Pożegnanie Cantoro
Treść
Przez osiem lat Argentyńczyk Mauro Cantoro rozegrał w Wiśle Kraków 249 spotkań i zdobył 5 tytułów mistrzowskich. Pokochał Polskę i otrzymał nasz paszport. Wczoraj oficjalnie pożegnał się z "Białą Gwiazdą", wyjechał na urlop, po którym zwiąże się z nowym pracodawcą.
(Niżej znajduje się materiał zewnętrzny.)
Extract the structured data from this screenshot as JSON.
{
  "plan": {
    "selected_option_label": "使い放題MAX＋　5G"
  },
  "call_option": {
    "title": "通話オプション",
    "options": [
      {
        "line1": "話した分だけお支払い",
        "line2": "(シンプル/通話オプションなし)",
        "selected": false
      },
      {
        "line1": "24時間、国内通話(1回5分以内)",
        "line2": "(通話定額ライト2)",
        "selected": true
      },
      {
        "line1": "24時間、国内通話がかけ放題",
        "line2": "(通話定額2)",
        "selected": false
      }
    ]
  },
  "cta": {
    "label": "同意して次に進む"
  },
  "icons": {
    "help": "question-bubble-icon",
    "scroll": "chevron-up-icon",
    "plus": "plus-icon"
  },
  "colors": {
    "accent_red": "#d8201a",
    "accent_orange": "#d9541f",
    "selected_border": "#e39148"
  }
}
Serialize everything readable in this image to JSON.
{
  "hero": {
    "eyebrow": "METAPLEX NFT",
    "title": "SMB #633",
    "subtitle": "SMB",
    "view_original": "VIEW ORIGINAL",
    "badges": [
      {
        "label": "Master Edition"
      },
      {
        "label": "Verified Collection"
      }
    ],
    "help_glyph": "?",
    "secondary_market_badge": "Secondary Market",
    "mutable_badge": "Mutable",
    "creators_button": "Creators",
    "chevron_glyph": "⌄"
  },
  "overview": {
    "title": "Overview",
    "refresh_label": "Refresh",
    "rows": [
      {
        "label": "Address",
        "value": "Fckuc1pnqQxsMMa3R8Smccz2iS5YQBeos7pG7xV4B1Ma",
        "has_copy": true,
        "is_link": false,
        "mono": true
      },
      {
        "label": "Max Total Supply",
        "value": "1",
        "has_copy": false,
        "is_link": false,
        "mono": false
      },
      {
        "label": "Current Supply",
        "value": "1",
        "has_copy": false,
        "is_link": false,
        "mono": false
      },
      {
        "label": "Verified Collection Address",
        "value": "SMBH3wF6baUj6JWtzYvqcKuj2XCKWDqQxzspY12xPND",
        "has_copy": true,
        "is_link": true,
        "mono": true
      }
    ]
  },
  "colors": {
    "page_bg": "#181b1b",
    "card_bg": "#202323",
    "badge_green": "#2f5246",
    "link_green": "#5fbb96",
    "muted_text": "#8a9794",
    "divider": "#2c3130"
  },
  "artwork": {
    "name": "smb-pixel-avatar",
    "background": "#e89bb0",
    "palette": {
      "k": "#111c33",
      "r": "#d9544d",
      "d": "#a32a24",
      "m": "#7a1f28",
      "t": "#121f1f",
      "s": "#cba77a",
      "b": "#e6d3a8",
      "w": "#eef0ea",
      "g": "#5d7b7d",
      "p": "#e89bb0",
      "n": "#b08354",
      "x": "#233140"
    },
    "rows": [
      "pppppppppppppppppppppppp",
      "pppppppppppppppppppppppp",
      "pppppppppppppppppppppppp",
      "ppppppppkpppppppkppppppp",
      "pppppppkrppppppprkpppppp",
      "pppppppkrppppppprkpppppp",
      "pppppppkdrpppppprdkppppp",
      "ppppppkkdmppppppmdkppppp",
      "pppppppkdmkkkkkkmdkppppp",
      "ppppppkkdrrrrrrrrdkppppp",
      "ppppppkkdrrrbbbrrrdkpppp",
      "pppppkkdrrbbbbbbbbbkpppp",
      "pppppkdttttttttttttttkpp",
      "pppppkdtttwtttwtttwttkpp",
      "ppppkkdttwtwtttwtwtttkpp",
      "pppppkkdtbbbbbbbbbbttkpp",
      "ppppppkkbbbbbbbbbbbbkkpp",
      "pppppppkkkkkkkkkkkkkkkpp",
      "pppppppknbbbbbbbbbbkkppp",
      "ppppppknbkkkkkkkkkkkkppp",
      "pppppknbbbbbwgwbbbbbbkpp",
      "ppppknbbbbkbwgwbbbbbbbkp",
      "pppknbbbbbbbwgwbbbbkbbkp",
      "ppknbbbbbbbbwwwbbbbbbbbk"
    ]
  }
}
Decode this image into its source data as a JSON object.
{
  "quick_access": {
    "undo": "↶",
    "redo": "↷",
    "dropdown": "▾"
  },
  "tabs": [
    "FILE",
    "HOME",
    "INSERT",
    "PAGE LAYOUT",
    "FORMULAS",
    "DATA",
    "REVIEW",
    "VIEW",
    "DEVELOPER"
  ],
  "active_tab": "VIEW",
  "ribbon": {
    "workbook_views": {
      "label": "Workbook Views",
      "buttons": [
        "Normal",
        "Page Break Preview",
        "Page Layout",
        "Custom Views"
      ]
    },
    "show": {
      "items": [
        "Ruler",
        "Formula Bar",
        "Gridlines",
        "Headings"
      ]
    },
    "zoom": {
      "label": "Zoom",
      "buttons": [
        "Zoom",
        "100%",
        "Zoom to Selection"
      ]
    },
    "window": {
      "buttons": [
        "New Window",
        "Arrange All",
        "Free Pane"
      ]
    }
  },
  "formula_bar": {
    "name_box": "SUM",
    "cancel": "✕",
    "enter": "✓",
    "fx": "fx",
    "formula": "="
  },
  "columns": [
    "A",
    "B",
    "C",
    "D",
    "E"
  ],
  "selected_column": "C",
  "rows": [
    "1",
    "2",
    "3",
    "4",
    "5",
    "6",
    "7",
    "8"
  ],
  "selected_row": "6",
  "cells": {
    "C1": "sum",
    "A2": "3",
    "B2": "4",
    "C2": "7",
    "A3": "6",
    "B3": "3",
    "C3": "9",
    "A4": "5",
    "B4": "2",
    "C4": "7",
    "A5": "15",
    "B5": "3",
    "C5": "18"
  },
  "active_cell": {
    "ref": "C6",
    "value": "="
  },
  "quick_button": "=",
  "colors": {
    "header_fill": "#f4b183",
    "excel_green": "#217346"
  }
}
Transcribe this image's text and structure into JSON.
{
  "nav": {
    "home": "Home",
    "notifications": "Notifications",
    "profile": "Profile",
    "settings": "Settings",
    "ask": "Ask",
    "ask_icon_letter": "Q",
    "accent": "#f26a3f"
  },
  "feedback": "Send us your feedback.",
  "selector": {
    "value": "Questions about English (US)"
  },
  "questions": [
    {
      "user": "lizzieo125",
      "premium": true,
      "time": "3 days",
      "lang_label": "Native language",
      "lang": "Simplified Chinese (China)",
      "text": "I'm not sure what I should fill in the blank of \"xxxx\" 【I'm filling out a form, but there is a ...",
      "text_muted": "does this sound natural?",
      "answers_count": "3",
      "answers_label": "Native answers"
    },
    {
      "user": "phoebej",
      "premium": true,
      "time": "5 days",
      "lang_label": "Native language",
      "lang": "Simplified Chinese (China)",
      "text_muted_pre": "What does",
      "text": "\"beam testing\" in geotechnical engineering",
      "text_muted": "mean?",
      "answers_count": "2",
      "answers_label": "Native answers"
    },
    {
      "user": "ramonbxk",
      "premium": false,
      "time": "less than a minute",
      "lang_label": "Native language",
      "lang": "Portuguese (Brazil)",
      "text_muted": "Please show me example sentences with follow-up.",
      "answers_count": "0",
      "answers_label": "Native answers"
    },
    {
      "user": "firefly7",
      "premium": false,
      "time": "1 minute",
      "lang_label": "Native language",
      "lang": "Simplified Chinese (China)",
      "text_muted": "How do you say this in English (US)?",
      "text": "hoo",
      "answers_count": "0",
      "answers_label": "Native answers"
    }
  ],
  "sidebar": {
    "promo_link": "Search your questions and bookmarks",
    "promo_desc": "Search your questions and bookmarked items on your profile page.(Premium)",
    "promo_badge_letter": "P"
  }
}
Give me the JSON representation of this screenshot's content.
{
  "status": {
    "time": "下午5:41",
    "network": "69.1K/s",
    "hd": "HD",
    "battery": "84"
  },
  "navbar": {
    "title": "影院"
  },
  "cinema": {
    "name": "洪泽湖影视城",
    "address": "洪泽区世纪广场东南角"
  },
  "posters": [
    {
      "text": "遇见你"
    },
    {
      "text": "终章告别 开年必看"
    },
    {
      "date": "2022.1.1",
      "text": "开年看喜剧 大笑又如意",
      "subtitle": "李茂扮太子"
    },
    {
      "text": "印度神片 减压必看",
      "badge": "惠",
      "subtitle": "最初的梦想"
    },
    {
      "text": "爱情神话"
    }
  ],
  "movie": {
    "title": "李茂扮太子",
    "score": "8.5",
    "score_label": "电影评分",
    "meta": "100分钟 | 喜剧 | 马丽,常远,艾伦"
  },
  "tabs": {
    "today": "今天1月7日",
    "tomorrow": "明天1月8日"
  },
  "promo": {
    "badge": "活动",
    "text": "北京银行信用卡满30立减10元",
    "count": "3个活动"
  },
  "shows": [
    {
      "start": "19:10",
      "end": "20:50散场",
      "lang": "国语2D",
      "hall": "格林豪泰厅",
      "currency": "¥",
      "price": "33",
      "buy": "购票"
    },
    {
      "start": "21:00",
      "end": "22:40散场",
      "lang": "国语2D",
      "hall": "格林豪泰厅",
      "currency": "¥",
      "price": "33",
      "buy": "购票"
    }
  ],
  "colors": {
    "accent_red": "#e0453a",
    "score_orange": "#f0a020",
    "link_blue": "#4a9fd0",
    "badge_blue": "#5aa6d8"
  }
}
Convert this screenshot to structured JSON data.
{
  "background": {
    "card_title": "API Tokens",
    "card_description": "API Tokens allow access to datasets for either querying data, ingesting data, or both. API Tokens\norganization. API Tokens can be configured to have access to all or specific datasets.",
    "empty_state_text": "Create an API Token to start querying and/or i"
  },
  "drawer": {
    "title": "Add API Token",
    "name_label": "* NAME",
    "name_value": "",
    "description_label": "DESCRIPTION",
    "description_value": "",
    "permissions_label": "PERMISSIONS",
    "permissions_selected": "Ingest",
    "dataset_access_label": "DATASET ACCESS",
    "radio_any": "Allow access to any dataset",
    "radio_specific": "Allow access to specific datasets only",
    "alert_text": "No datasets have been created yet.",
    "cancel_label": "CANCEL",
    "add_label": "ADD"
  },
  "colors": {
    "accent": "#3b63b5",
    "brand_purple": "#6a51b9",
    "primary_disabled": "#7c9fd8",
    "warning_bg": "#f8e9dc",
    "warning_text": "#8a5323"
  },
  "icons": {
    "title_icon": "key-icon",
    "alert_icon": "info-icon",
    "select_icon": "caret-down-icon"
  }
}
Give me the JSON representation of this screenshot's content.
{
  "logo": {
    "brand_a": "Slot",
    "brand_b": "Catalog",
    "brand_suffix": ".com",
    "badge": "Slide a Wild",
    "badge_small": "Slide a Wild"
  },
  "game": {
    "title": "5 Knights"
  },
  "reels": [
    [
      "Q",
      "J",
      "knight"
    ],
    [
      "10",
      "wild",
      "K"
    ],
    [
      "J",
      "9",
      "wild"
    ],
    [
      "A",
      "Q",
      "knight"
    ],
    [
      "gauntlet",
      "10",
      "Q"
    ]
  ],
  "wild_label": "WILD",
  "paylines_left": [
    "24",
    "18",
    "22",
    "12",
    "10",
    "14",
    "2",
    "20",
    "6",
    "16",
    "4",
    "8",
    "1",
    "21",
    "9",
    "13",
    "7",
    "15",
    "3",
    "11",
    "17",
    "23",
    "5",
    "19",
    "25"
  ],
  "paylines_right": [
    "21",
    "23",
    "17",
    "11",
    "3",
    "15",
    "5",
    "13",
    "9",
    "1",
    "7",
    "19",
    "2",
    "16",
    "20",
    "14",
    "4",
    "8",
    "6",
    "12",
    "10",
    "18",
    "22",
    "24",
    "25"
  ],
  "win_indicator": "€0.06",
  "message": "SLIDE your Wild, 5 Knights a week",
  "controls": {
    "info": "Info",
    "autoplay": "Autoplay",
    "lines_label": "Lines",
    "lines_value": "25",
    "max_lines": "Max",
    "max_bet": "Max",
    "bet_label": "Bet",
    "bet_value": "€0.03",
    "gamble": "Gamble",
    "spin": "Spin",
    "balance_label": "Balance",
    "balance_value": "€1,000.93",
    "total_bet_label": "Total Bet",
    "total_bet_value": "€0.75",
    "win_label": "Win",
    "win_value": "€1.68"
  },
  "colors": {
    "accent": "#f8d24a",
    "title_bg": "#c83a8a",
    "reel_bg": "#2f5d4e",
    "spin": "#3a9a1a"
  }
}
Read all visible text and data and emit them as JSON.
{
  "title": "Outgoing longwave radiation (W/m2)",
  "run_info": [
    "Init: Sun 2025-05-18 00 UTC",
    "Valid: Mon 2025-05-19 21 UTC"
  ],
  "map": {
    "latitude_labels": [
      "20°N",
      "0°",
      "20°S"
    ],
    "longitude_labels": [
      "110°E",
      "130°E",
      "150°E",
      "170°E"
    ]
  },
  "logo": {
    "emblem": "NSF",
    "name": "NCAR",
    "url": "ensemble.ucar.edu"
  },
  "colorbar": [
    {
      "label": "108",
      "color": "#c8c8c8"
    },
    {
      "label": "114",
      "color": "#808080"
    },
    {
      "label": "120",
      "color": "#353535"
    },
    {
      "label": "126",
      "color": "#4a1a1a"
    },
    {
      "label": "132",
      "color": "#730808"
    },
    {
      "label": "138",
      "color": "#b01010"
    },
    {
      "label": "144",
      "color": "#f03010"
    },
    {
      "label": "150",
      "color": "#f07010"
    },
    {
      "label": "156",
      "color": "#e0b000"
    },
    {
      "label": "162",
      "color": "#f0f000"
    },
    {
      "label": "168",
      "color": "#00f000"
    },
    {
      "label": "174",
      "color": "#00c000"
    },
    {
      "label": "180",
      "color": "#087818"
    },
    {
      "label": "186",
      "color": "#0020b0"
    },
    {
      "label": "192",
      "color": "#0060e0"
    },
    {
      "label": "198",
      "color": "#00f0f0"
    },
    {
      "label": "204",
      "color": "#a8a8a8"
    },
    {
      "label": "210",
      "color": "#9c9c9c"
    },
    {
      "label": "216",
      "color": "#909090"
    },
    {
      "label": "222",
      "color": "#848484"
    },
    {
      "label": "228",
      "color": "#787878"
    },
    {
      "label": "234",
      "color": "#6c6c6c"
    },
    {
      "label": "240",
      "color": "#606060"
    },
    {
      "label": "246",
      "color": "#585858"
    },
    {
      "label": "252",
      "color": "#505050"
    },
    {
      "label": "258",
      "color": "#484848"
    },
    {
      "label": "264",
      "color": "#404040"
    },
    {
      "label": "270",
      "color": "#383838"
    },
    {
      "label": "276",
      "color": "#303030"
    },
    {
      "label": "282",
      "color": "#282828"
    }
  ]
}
Cantoro był wyjątkowym przykładem piłkarza z zagranicy, którzy nie tylko spędził w Polsce mnóstwo czasu, ale i blisko związał się z naszym krajem. W maju ubiegłego roku otrzymał nawet polskie obywatelstwo, a było to o tyle łatwiejsze, że dziadek jego matki, Bazyli Wolczak, urodził się w 1901 r. w Galicji, skąd w 1915 r. wyemigrował do Argentyny. - Kiedy przyjechałem do Krakowa, myślałem, że zostanę tu rok, może dwa lata i przejdę do innego klubu. Zostałem osiem lat, zaaklimatyzowałem się, odnalazłem swój dom - przyznał Cantoro. Wisła postanowiła nie przedłużać z nim kontraktu, wczoraj oficjalnie go pożegnała. - Teraz jadę na święta do Argentyny, potem zastanowię się, co dalej - dodał. Piłkarza czeka ciężka decyzja, bo cała jego rodzina, a szczególnie synowie Mauro i Tiago, pokochali Kraków. - Mówią po polsku perfekcyjnie, musiałem nawet im załatwić lekcje hiszpańskiego, by go nie zapomnieli - śmiał się kiedyś Cantoro, który naszym językiem również posługiwał się biegle. Gdzie znajdzie kolejną przystań? - Jeszcze nie wiem, ale przez kolejny rok, półtora roku mogę jeszcze pograć na wysokim poziomie - przyznał.